5_6_11 Update: Finally got back to this site in the early afternoon. Some rainshowers kicking up after I took these photos and the erection crew had left. My real intent was to get here and show a truss delivery on the roll bed trailer but my timing, as usual, is slightly off. The 1st shipment of trusses is coming in today with the balance coming in Monday. The walls are looking even better standing. As I had figured, this is a very impressive house. Different structural engineers have different specifications. As component manufacturers, we need to realize what each one expects typically because we don’t always have all the construction documents at once in beginning the design process. Designing walls adds a new element of complexiety in anticipation of what expectations we are working towards. We use the roof design first in the process. Starting from the top of the structure shows where walls require load path studs installed and ultimately where the foundations need to be thickened to accept these loads. At window and door openings, headers are installed to transfer loading to both sides of the opening through stud clusters. This is, in my mind, where wall panels differentiate themselves from conventional framing techniques. In planning ahead of the construction process, wall panels utilize products like Timberstrand, LVL’s or composite beams according to the load transferred. Panels use the correct product to match the situation. I am not insinuating conventional framing methods are incorrect, just not as exacting to the individual circumstance. Interior non-load bearing wall headers, for example, may be conventionally framed with 2×10′s which is not necessary. It is great to have software to analize the situation and use innovative products to solve load equations.
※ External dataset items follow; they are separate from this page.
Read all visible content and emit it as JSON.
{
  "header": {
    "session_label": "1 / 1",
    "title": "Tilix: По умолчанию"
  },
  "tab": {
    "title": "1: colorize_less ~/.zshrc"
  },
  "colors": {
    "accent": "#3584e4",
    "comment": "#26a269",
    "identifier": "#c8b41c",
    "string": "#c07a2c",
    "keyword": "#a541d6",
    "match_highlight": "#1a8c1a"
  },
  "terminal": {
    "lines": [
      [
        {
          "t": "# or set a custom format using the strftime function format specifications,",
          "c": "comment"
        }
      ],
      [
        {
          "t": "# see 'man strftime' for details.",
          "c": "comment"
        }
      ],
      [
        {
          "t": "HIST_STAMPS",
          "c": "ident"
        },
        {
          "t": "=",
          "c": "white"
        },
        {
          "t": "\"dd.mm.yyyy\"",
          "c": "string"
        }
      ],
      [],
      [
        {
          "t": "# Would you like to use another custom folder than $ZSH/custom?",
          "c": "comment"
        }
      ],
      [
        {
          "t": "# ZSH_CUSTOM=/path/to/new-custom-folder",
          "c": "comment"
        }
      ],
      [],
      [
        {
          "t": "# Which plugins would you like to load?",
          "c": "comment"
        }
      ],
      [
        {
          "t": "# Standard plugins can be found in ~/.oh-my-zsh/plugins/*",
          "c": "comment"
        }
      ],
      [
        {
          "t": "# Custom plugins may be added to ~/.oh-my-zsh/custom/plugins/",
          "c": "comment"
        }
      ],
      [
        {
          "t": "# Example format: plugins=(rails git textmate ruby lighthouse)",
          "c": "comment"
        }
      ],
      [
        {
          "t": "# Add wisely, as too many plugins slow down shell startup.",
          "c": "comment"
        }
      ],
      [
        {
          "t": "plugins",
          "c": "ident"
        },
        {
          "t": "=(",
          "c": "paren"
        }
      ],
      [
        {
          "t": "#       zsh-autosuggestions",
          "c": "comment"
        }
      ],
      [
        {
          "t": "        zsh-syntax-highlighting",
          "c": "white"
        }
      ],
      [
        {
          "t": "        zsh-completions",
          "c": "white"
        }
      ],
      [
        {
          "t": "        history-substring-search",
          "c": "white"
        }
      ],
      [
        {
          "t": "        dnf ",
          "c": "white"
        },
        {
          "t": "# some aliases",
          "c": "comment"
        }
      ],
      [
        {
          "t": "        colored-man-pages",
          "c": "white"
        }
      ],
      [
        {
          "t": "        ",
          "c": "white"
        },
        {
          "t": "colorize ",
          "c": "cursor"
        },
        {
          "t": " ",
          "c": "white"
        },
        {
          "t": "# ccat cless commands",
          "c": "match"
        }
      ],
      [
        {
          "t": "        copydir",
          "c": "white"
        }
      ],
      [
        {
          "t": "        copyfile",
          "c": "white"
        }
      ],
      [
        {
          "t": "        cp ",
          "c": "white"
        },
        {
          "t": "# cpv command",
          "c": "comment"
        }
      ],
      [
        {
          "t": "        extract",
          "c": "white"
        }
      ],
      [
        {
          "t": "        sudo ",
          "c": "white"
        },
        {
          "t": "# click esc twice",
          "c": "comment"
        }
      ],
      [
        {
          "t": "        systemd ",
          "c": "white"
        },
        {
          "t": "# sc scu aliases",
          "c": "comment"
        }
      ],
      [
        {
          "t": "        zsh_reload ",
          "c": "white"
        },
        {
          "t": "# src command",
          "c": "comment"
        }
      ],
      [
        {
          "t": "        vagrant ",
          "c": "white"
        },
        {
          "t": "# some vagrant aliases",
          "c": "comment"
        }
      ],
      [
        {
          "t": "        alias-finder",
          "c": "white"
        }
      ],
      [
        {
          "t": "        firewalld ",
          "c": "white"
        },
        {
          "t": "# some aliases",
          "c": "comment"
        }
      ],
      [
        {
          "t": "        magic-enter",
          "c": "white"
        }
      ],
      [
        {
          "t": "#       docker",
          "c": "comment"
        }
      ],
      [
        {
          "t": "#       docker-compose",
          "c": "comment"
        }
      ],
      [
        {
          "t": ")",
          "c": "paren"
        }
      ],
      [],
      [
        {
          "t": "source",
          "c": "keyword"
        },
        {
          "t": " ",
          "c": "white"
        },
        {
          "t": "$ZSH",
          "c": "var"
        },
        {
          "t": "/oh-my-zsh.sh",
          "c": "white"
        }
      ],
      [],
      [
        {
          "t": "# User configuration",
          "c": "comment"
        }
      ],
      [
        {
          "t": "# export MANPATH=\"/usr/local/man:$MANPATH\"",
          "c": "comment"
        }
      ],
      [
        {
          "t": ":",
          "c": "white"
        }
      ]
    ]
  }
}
I am really excited to track the progress of this house. It is an English Tudor European style home that occupies one of the nicest lot I have seen in recent memory. To the right is Shaftsbury Glen clubhouse. The front view is a breathtaking view of the golf course and the main road leading into the development. In typical Tudor style, this house will have steep pitches, prominent cross gables, tall narrow windows (which I have been calling tower windows for lack of a better word), and half timbering. This creates the illusion of structural framework. The garage will have “attic” framed trusses with a room inside. The roof will be the crowning touch, with several different pitches and “broken” pitch overhangs that start at one slope, then break into another. Look at the quality of the Framers Series lumber, which is southern pine selected density. It has a mold inhibitor on it, is grade stamped and has the crown clearly marked on each piece. There is a two year warranty on sheet rock pops, which constitutes two cold and warm seasons in which the structure will settle. In addition, it is guaranteed not to warp, twist or bow. This is truly a value compared to the alternative, conventional spruce pine fur which is commonly sold in lumber yards. This is a “green” product, yields very little waste, and is unparalleled in quality and aesthetic appeal. I will try to update this house in different phases to give a perspective of the start to finish. Keep checking for updates…


Comments (54)

54 Responses to “Shaftsbury Glen 1”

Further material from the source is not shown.